I’m going insane. I must be going insane.

He turned the corner of his own street, and put his hand on the rough concrete wall to steady himself and gulp air. And then he knew.

Ahead of him, standing at his own door, was a large white car, its roof decorated with a flashing beacon, its nose with a plaque saying police. A driver leaned his elbow casually on his lowered window; two uniformed officers were bending together to speak to him.

He could hear them. They were fifty yards away; they were talking barely above a whisper, and he knew every word that passed because they were discussing him.


Out, right now… Goes to movies mostly… Might be doing something for the Snake… Unlikely — new on his payroll, the story is… Must have gone to the Snake first, the Snake doesn’t go shopping for help…

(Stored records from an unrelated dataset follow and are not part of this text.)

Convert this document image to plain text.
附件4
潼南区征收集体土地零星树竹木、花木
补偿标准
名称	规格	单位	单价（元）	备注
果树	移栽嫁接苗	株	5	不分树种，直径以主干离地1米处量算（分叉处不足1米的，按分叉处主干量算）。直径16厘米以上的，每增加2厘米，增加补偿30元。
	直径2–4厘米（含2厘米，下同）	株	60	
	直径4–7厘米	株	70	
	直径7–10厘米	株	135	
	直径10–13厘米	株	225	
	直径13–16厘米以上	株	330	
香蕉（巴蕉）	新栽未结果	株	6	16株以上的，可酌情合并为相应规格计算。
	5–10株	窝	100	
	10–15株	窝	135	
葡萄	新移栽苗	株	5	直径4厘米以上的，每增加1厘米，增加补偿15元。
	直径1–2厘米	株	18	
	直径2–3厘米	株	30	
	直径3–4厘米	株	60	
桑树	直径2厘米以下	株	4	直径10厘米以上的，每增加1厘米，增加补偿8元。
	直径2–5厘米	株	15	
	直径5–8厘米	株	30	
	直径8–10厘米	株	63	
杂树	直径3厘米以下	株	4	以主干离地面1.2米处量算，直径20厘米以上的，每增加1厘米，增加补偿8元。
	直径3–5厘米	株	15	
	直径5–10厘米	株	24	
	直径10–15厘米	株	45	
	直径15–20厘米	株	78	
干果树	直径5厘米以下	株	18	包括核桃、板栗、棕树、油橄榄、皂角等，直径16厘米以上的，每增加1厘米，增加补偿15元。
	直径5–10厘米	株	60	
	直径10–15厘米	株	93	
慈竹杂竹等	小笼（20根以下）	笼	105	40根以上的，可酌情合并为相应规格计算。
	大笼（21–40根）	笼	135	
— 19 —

Mortal terror welled up in Howson’s mind. A car jolted around the corner, and before the turn was complete he had fled, with the impossible voices in pursuit, like ghosts.

Ask at the neighborhood movie theatre… Not worth the trouble, is it? Unless someone warned him off, he’ll be back eventually. Wait in his room, or pick him up in the small hours.

Aimed at him — aimed at me, Gerald Howson: as the forces of all the world had been leveled at this city the day of my birth!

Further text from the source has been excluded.